At least two cars derailed, hitting the station’s overpass, which then collapsed onto the train. Three engine drivers and six passengers were killed in the crash, Turhan said. One passenger died after being hospitalized while the others were killed at the scene.
Health Minister Fahrettin Koca said 84 other people had sought medical help after the crash.
Television footage showed emergency services working to rescue passengers from wrangled cars and debris. Hurriyet newspaper said sniffer dogs assisted efforts to find survivors. Turhan said later no one else was believed to be trapped.
It wasn’t immediately clear if a signaling problem caused the crash. Authorities detained three state railway employees over suspected negligence and President Recep Tayyip Erdogan vowed a thorough investigation.
Passenger Ayse Ozyurt told the IHA news agency that the accident occurred 12 minutes after the train left the main station and that it had not yet gained its maximum speed.
“The train was not fast at that time yet,” she said. “Suddenly, there was a frightening breakage ... and the train was off the rail.”
Konya, about 260 kilometers (160 miles) south of Ankara, is home to the tomb of the Sufi mystic and poet Jalaladdin Rumi, attracting thousands of pilgrims and tourists.
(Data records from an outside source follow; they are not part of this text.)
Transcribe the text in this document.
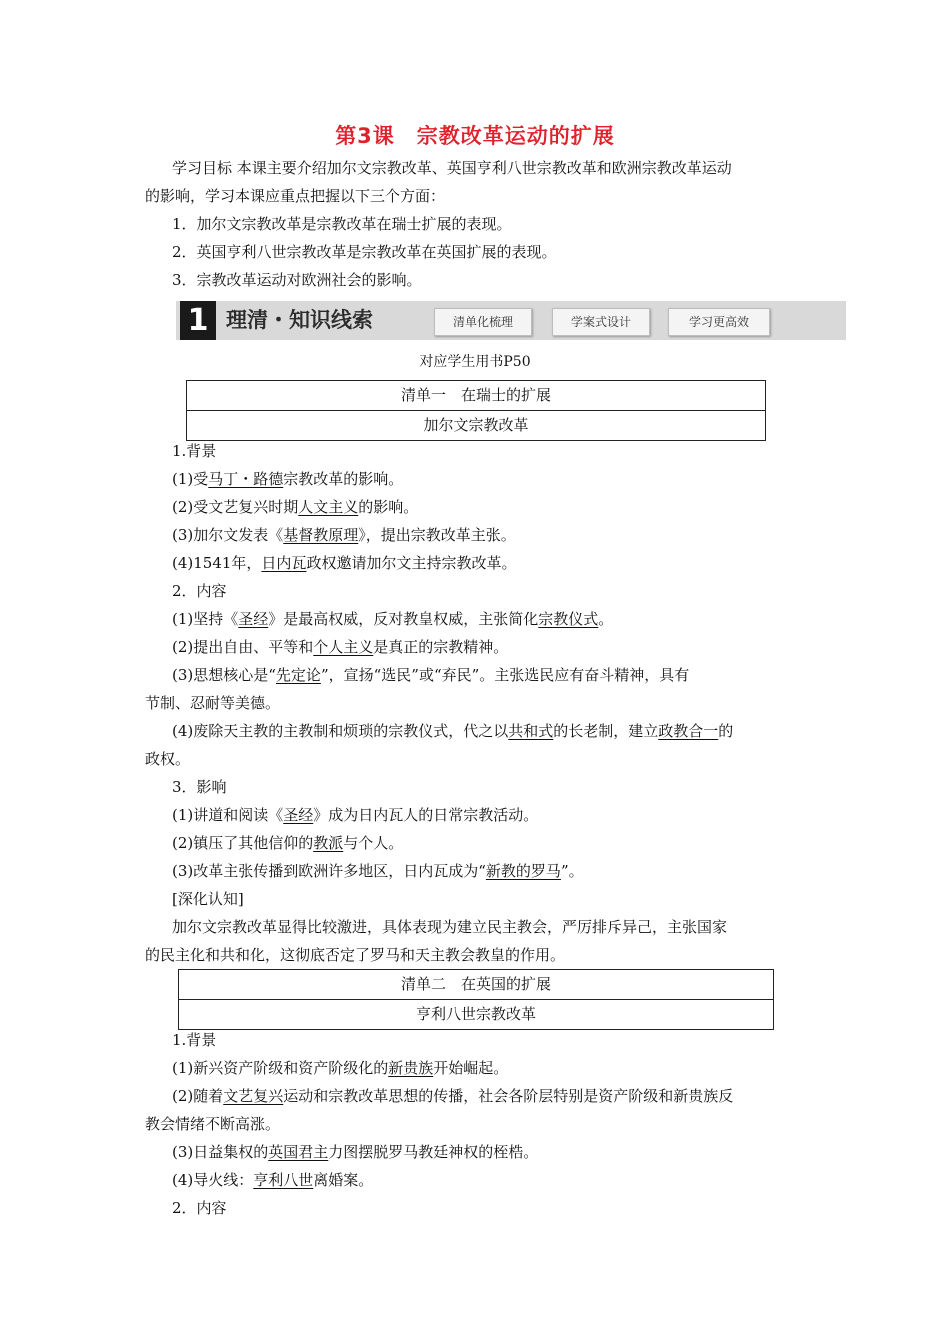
第3课　宗教改革运动的扩展
学习目标 本课主要介绍加尔文宗教改革、英国亨利八世宗教改革和欧洲宗教改革运动
的影响，学习本课应重点把握以下三个方面：
1．加尔文宗教改革是宗教改革在瑞士扩展的表现。
2．英国亨利八世宗教改革是宗教改革在英国扩展的表现。
3．宗教改革运动对欧洲社会的影响。
1 理清・知识线索	清单化梳理	学案式设计	学习更高效
对应学生用书P50
清单一　在瑞士的扩展
加尔文宗教改革
1.背景
(1)受马丁・路德宗教改革的影响。
(2)受文艺复兴时期人文主义的影响。
(3)加尔文发表《基督教原理》，提出宗教改革主张。
(4)1541年，日内瓦政权邀请加尔文主持宗教改革。
2．内容
(1)坚持《圣经》是最高权威，反对教皇权威，主张简化宗教仪式。
(2)提出自由、平等和个人主义是真正的宗教精神。
(3)思想核心是“先定论”，宣扬“选民”或“弃民”。主张选民应有奋斗精神，具有
节制、忍耐等美德。
(4)废除天主教的主教制和烦琐的宗教仪式，代之以共和式的长老制，建立政教合一的
政权。
3．影响
(1)讲道和阅读《圣经》成为日内瓦人的日常宗教活动。
(2)镇压了其他信仰的教派与个人。
(3)改革主张传播到欧洲许多地区，日内瓦成为“新教的罗马”。
[深化认知]
加尔文宗教改革显得比较激进，具体表现为建立民主教会，严厉排斥异己，主张国家
的民主化和共和化，这彻底否定了罗马和天主教会教皇的作用。
清单二　在英国的扩展
亨利八世宗教改革
1.背景
(1)新兴资产阶级和资产阶级化的新贵族开始崛起。
(2)随着文艺复兴运动和宗教改革思想的传播，社会各阶层特别是资产阶级和新贵族反
教会情绪不断高涨。
(3)日益集权的英国君主力图摆脱罗马教廷神权的桎梏。
(4)导火线：亨利八世离婚案。
2．内容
The crash occurred during an annual week of remembrance for Rumi, when many travel to Konya to watch Whirling Dervishes, members of a Sufi sect, perform.
Turkey has had a raft of train crashes this year.
In July, 24 people were killed and more than 70 injured when most of a passenger train derailed in northwestern Turkey after torrential rains caused a section of the tracks to collapse. Last month, 15 people were injured when a passenger train collided with a freight train in Turkey’s central province of Sivas.